Une église pour Gargantua ?
|
L'ecrivain Theophile Gautier (1811-1872) fumant la pipe lors de son voyage en Orient en 1853, dessin |
Séville donc. Que pèse-t-elle pour ces touristes blasés, saturés de ruelles tortueuses comme le fer forgé des balcons, de vestiges splendides d'al-Andalus et de regards de belles à mantille accrochés derrière l'éventail ? Au juste, combien de lignes pour la cité des empereurs Trajan, Adrien et Théodose, celle de Figaro et de don Juan, celle qui prétend conserver les reliques de Colomb et qui verra bientôt naître Carmen ? Dix ? Douze, dans le guide fantasque de leur Espagne à fantasmes et clichés ? Les amis vont y passer une semaine. Gautier consacrera à Séville plus de vingt pages, superbes comme à son habitude. Deux lieux leur feront regretter de partir.
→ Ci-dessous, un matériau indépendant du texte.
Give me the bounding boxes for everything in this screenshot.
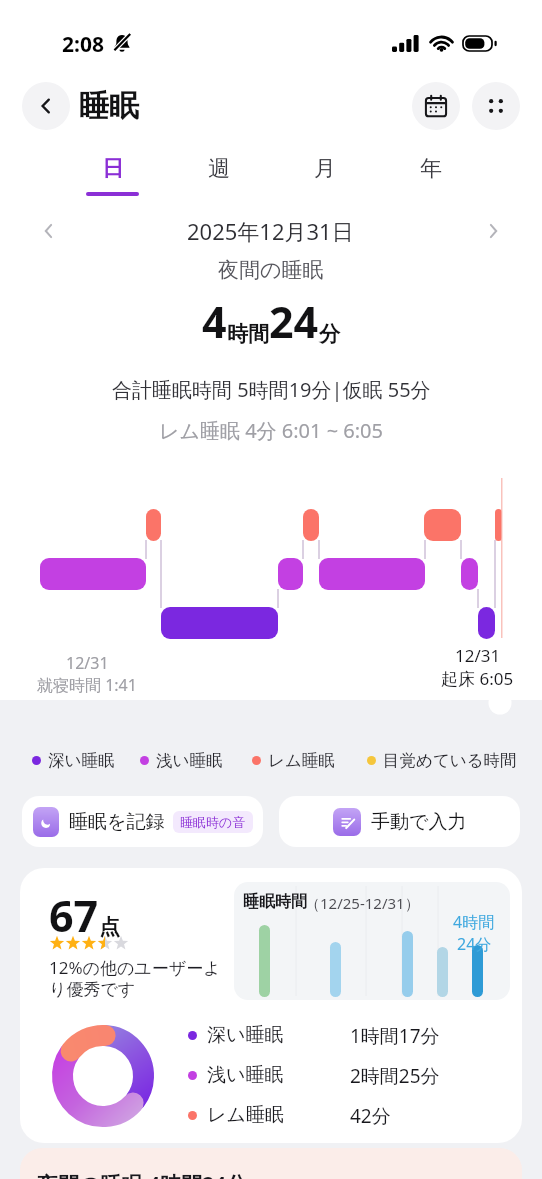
button[interactable]: 年 (377, 155, 483, 197)
button[interactable]: 月 (271, 155, 377, 197)
button[interactable]: 週 (165, 155, 271, 197)
staticText: （12/25-12/31） (305, 893, 420, 913)
staticText: 睡眠時の音 (180, 814, 246, 830)
button[interactable]: Next day (478, 216, 508, 246)
staticText: 4 (202, 292, 227, 351)
staticText: 睡眠時間 (243, 892, 307, 912)
staticText: レム睡眠 (207, 1103, 350, 1127)
staticText: 手動で入力 (371, 810, 467, 834)
button[interactable]: 日 (59, 155, 165, 197)
button[interactable]: More options (472, 82, 520, 130)
staticText: 深い睡眠 (48, 750, 115, 771)
button[interactable]: 手動で入力 (279, 796, 520, 847)
staticText: 4時間 (453, 911, 495, 933)
staticText: 起床 6:05 (441, 667, 514, 690)
staticText: 2時間25分 (350, 1063, 440, 1087)
staticText: レム睡眠 4分 6:01 ~ 6:05 (159, 417, 383, 444)
staticText: 浅い睡眠 (156, 750, 223, 771)
staticText: 12%の他のユーザーよ (49, 956, 221, 979)
staticText: 睡眠を記録 (69, 810, 165, 834)
staticText: 夜間の睡眠 (218, 257, 324, 283)
staticText: 点 (99, 914, 120, 940)
staticText: 年 (420, 155, 442, 183)
staticText: 12/31 (455, 644, 501, 667)
staticText: 夜間の睡眠 4時間24分 (37, 1170, 247, 1179)
staticText: 42分 (350, 1103, 391, 1127)
staticText: レム睡眠 (268, 750, 335, 771)
button[interactable]: 夜間の睡眠 4時間24分 (20, 1148, 522, 1179)
staticText: 合計睡眠時間 5時間19分|仮眠 55分 (112, 376, 431, 403)
staticText: 浅い睡眠 (207, 1063, 350, 1087)
staticText: 目覚めている時間 (383, 750, 517, 771)
staticText: 分 (319, 321, 340, 347)
button[interactable]: Previous day (34, 216, 64, 246)
staticText: 睡眠 (79, 87, 139, 125)
staticText: 週 (208, 155, 230, 183)
staticText: 24分 (457, 933, 492, 955)
staticText: 深い睡眠 (207, 1023, 350, 1047)
staticText: 1時間17分 (350, 1023, 440, 1047)
button[interactable]: Back (22, 82, 70, 130)
staticText: 2:08 (62, 30, 104, 56)
staticText: 67 (49, 886, 99, 945)
button[interactable]: Calendar (412, 82, 460, 130)
staticText: 12/31 (66, 652, 109, 674)
staticText: 2025年12月31日 (187, 216, 354, 246)
staticText: 就寝時間 1:41 (37, 674, 137, 696)
staticText: 時間 (227, 321, 269, 347)
staticText: 日 (102, 155, 124, 183)
button[interactable]: 睡眠を記録 (22, 796, 263, 847)
staticText: り優秀です (49, 979, 136, 1000)
staticText: 月 (314, 155, 336, 183)
staticText: 24 (269, 292, 319, 351)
L'un est une manufacture de tabac où s'activent « cinq ou six cents femmes », « jeunes pour la plupart et il y en avait de fort jolies », dont « le négligé extrême de leur toilette permettait d'apprécier leurs charmes en toute liberté ». Malheureusement le poussière jaune d'or « dont les marquis de la régence aimaient à saupoudrer leurs jabots de dentelle » les fait éternuer. Et de refluer vers l'hospice voisin, fondé par... don Juan devant la plaque commémorative duquel ils s'inclinent. Ce parcours du libertin avait, heureusement pour leur salut, été précédé par la découverte d'une construction épatante. La cathédrale. Une merveille jugée supérieure à celles de Burgos et de Tolède.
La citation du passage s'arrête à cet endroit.